Страница 3 из 122
– …моему брату Малькольму Махлеру я оставляю… Малькольму досталась яхта, Майклу – «паккард», Элизабет – две чистокровки, Анне – доходный дом. Но они все еще ждали чего-то.
– …что касается рубинов…
Рубины. Только теперь Челси поняла, чего они ждали, нет, не потому, что им не хватало драгоценностей, или яхт, или автомобилей, или лошадей, – дело было совсем в другом. Даже Челси, которой никогда не пришло бы в голову носить их, понимала ценность рубинов. Они принадлежали семейству на протяжении жизни уже шести поколений и по традиции переходили от старшей дочери к старшей дочери.

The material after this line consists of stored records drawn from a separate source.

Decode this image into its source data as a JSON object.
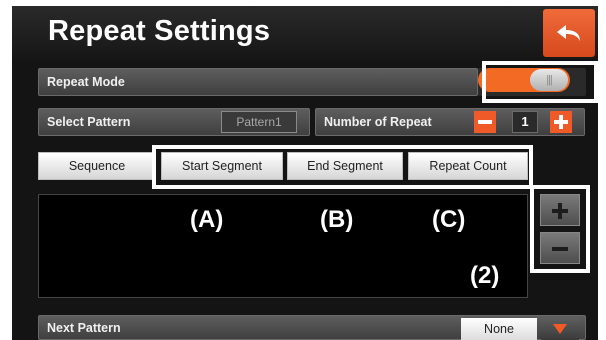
{
  "header": {
    "title": "Repeat Settings",
    "back_icon": "back-arrow-icon"
  },
  "repeat_mode": {
    "label": "Repeat Mode",
    "toggle_state": "on",
    "accent": "#F26A24"
  },
  "select_pattern": {
    "label": "Select Pattern",
    "value": "Pattern1"
  },
  "number_of_repeat": {
    "label": "Number of Repeat",
    "value": "1",
    "decrement_icon": "minus-icon",
    "increment_icon": "plus-icon"
  },
  "tabs": [
    "Sequence",
    "Start Segment",
    "End Segment",
    "Repeat Count"
  ],
  "annotations": {
    "a": "(A)",
    "b": "(B)",
    "c": "(C)",
    "two": "(2)"
  },
  "side_buttons": {
    "add_icon": "plus-icon",
    "remove_icon": "minus-icon"
  },
  "next_pattern": {
    "label": "Next Pattern",
    "value": "None",
    "dropdown_icon": "triangle-down-icon"
  }
}
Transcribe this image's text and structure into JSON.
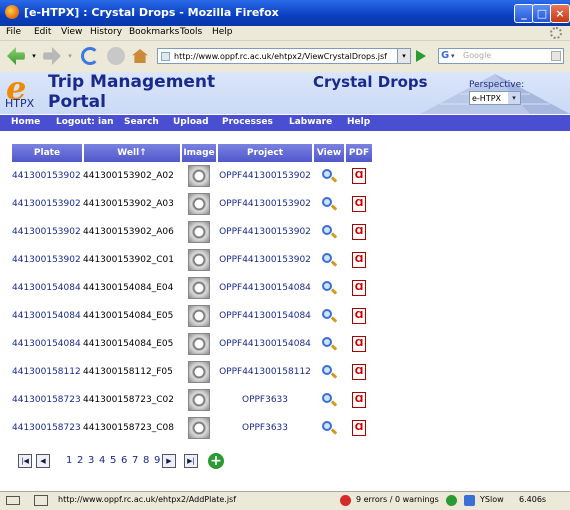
{
  "window": {
    "title": "[e-HTPX] : Crystal Drops - Mozilla Firefox"
  },
  "menubar": [
    "File",
    "Edit",
    "View",
    "History",
    "Bookmarks",
    "Tools",
    "Help"
  ],
  "nav": {
    "url": "http://www.oppf.rc.ac.uk/ehtpx2/ViewCrystalDrops.jsf",
    "search_placeholder": "Google"
  },
  "header": {
    "logo_e": "e",
    "logo_htpx": "HTPX",
    "title_line1": "Trip Management",
    "title_line2": "Portal",
    "page_title": "Crystal Drops",
    "perspective_label": "Perspective:",
    "perspective_value": "e-HTPX"
  },
  "menu": [
    "Home",
    "Logout: ian",
    "Search",
    "Upload",
    "Processes",
    "Labware",
    "Help"
  ],
  "table": {
    "headers": [
      "Plate",
      "Well↑",
      "Image",
      "Project",
      "View",
      "PDF"
    ],
    "rows": [
      {
        "plate": "441300153902",
        "well": "441300153902_A02",
        "project": "OPPF441300153902"
      },
      {
        "plate": "441300153902",
        "well": "441300153902_A03",
        "project": "OPPF441300153902"
      },
      {
        "plate": "441300153902",
        "well": "441300153902_A06",
        "project": "OPPF441300153902"
      },
      {
        "plate": "441300153902",
        "well": "441300153902_C01",
        "project": "OPPF441300153902"
      },
      {
        "plate": "441300154084",
        "well": "441300154084_E04",
        "project": "OPPF441300154084"
      },
      {
        "plate": "441300154084",
        "well": "441300154084_E05",
        "project": "OPPF441300154084"
      },
      {
        "plate": "441300154084",
        "well": "441300154084_E05",
        "project": "OPPF441300154084"
      },
      {
        "plate": "441300158112",
        "well": "441300158112_F05",
        "project": "OPPF441300158112"
      },
      {
        "plate": "441300158723",
        "well": "441300158723_C02",
        "project": "OPPF3633"
      },
      {
        "plate": "441300158723",
        "well": "441300158723_C08",
        "project": "OPPF3633"
      }
    ]
  },
  "pager": {
    "pages": [
      "1",
      "2",
      "3",
      "4",
      "5",
      "6",
      "7",
      "8",
      "9"
    ]
  },
  "status": {
    "url": "http://www.oppf.rc.ac.uk/ehtpx2/AddPlate.jsf",
    "errors": "9 errors / 0 warnings",
    "yslow": "YSlow",
    "size": "6.406s"
  }
}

Эбби была старшей дочерью, а Челси ее единственным ребенком. Но – приемным…
– "Я уделила этому вопросу больше внимания, чем остальным, – читал Грехем, – и решила разделить рубины в следующем порядке: моя сестра Элизабет наследует серьги, Анна – браслет, моя дочь Челси – перстень".
Элизабет вскочила с кресла:
– Нет, это ошибка! Если старшая дочь не имеет дочери, то все полностью переходит ко второй дочери в семье.

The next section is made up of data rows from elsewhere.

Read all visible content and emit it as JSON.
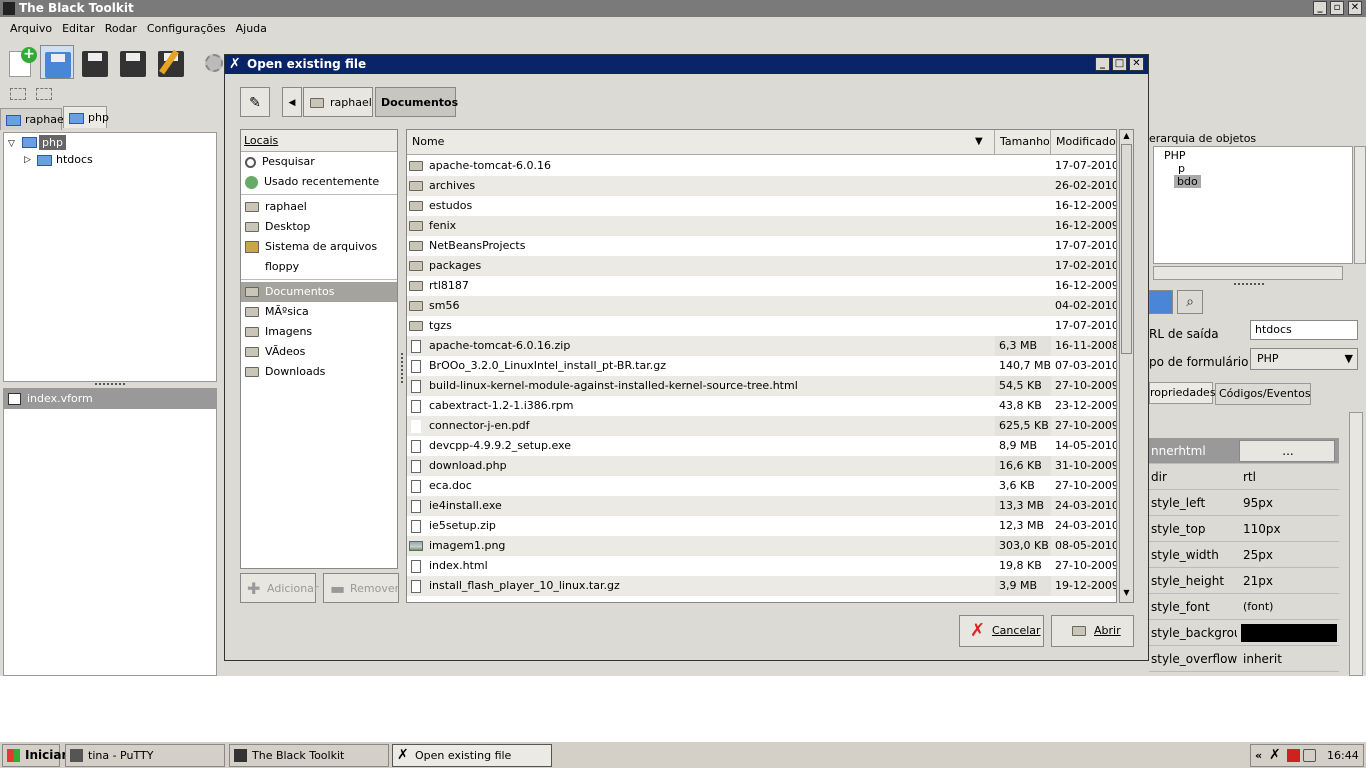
{
  "app": {
    "title": "The Black Toolkit",
    "menu": [
      "Arquivo",
      "Editar",
      "Rodar",
      "Configurações",
      "Ajuda"
    ]
  },
  "left_panel": {
    "tabs": [
      "raphael",
      "php"
    ],
    "tree": [
      {
        "label": "php",
        "selected": true
      },
      {
        "label": "htdocs"
      }
    ],
    "files": [
      "index.vform"
    ]
  },
  "dialog": {
    "title": "Open existing file",
    "path": [
      "raphael",
      "Documentos"
    ],
    "places_header": "Locais",
    "places": [
      {
        "label": "Pesquisar",
        "icon": "search-icon"
      },
      {
        "label": "Usado recentemente",
        "icon": "recent-icon"
      },
      {
        "label": "raphael",
        "icon": "folder-icon"
      },
      {
        "label": "Desktop",
        "icon": "folder-icon"
      },
      {
        "label": "Sistema de arquivos",
        "icon": "drive-icon"
      },
      {
        "label": "floppy",
        "icon": "none"
      },
      {
        "label": "Documentos",
        "icon": "folder-icon",
        "selected": true
      },
      {
        "label": "MÃºsica",
        "icon": "folder-icon"
      },
      {
        "label": "Imagens",
        "icon": "folder-icon"
      },
      {
        "label": "VÃdeos",
        "icon": "folder-icon"
      },
      {
        "label": "Downloads",
        "icon": "folder-icon"
      }
    ],
    "add_label": "Adicionar",
    "remove_label": "Remover",
    "columns": {
      "name": "Nome",
      "size": "Tamanho",
      "modified": "Modificado"
    },
    "files": [
      {
        "name": "apache-tomcat-6.0.16",
        "size": "",
        "date": "17-07-2010",
        "type": "folder"
      },
      {
        "name": "archives",
        "size": "",
        "date": "26-02-2010",
        "type": "folder"
      },
      {
        "name": "estudos",
        "size": "",
        "date": "16-12-2009",
        "type": "folder"
      },
      {
        "name": "fenix",
        "size": "",
        "date": "16-12-2009",
        "type": "folder"
      },
      {
        "name": "NetBeansProjects",
        "size": "",
        "date": "17-07-2010",
        "type": "folder"
      },
      {
        "name": "packages",
        "size": "",
        "date": "17-02-2010",
        "type": "folder"
      },
      {
        "name": "rtl8187",
        "size": "",
        "date": "16-12-2009",
        "type": "folder"
      },
      {
        "name": "sm56",
        "size": "",
        "date": "04-02-2010",
        "type": "folder"
      },
      {
        "name": "tgzs",
        "size": "",
        "date": "17-07-2010",
        "type": "folder"
      },
      {
        "name": "apache-tomcat-6.0.16.zip",
        "size": "6,3 MB",
        "date": "16-11-2008",
        "type": "file"
      },
      {
        "name": "BrOOo_3.2.0_LinuxIntel_install_pt-BR.tar.gz",
        "size": "140,7 MB",
        "date": "07-03-2010",
        "type": "file"
      },
      {
        "name": "build-linux-kernel-module-against-installed-kernel-source-tree.html",
        "size": "54,5 KB",
        "date": "27-10-2009",
        "type": "file"
      },
      {
        "name": "cabextract-1.2-1.i386.rpm",
        "size": "43,8 KB",
        "date": "23-12-2009",
        "type": "file"
      },
      {
        "name": "connector-j-en.pdf",
        "size": "625,5 KB",
        "date": "27-10-2009",
        "type": "blank"
      },
      {
        "name": "devcpp-4.9.9.2_setup.exe",
        "size": "8,9 MB",
        "date": "14-05-2010",
        "type": "file"
      },
      {
        "name": "download.php",
        "size": "16,6 KB",
        "date": "31-10-2009",
        "type": "file"
      },
      {
        "name": "eca.doc",
        "size": "3,6 KB",
        "date": "27-10-2009",
        "type": "file"
      },
      {
        "name": "ie4install.exe",
        "size": "13,3 MB",
        "date": "24-03-2010",
        "type": "file"
      },
      {
        "name": "ie5setup.zip",
        "size": "12,3 MB",
        "date": "24-03-2010",
        "type": "file"
      },
      {
        "name": "imagem1.png",
        "size": "303,0 KB",
        "date": "08-05-2010",
        "type": "image"
      },
      {
        "name": "index.html",
        "size": "19,8 KB",
        "date": "27-10-2009",
        "type": "file"
      },
      {
        "name": "install_flash_player_10_linux.tar.gz",
        "size": "3,9 MB",
        "date": "19-12-2009",
        "type": "file"
      }
    ],
    "cancel_label": "Cancelar",
    "open_label": "Abrir"
  },
  "right_panel": {
    "hierarchy_label": "erarquia de objetos",
    "tree": [
      "PHP",
      "p",
      "bdo"
    ],
    "url_label": "RL de saída",
    "url_value": "htdocs",
    "form_type_label": "po de formulário",
    "form_type_value": "PHP",
    "tabs": [
      "ropriedades",
      "Códigos/Eventos"
    ],
    "properties": [
      {
        "k": "nnerhtml",
        "v": "..."
      },
      {
        "k": "dir",
        "v": "rtl"
      },
      {
        "k": "style_left",
        "v": "95px"
      },
      {
        "k": "style_top",
        "v": "110px"
      },
      {
        "k": "style_width",
        "v": "25px"
      },
      {
        "k": "style_height",
        "v": "21px"
      },
      {
        "k": "style_font",
        "v": "(font)"
      },
      {
        "k": "style_backgrour",
        "v": ""
      },
      {
        "k": "style_overflow",
        "v": "inherit"
      }
    ],
    "bg_color": "#000000"
  },
  "taskbar": {
    "start": "Iniciar",
    "tasks": [
      "tina - PuTTY",
      "The Black Toolkit",
      "Open existing file"
    ],
    "tray_arrows": "«",
    "clock": "16:44"
  }
}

– У рубинов должен быть только один владелец. – Анна была не менее возмущена. – Как она вообще смогла додуматься до этого?!
– Она, вероятно, была не в себе, – заметил Малькольм, вежливо сомневаясь в законности завещания.
– Или же кто-нибудь повлиял на нее, – предположил Майкл, смягчая обвинение.
– В семье всегда было принято, чтобы рубины оставались в одних руках, – настаивала Элизабет. – Все камни должны перейти ко мне.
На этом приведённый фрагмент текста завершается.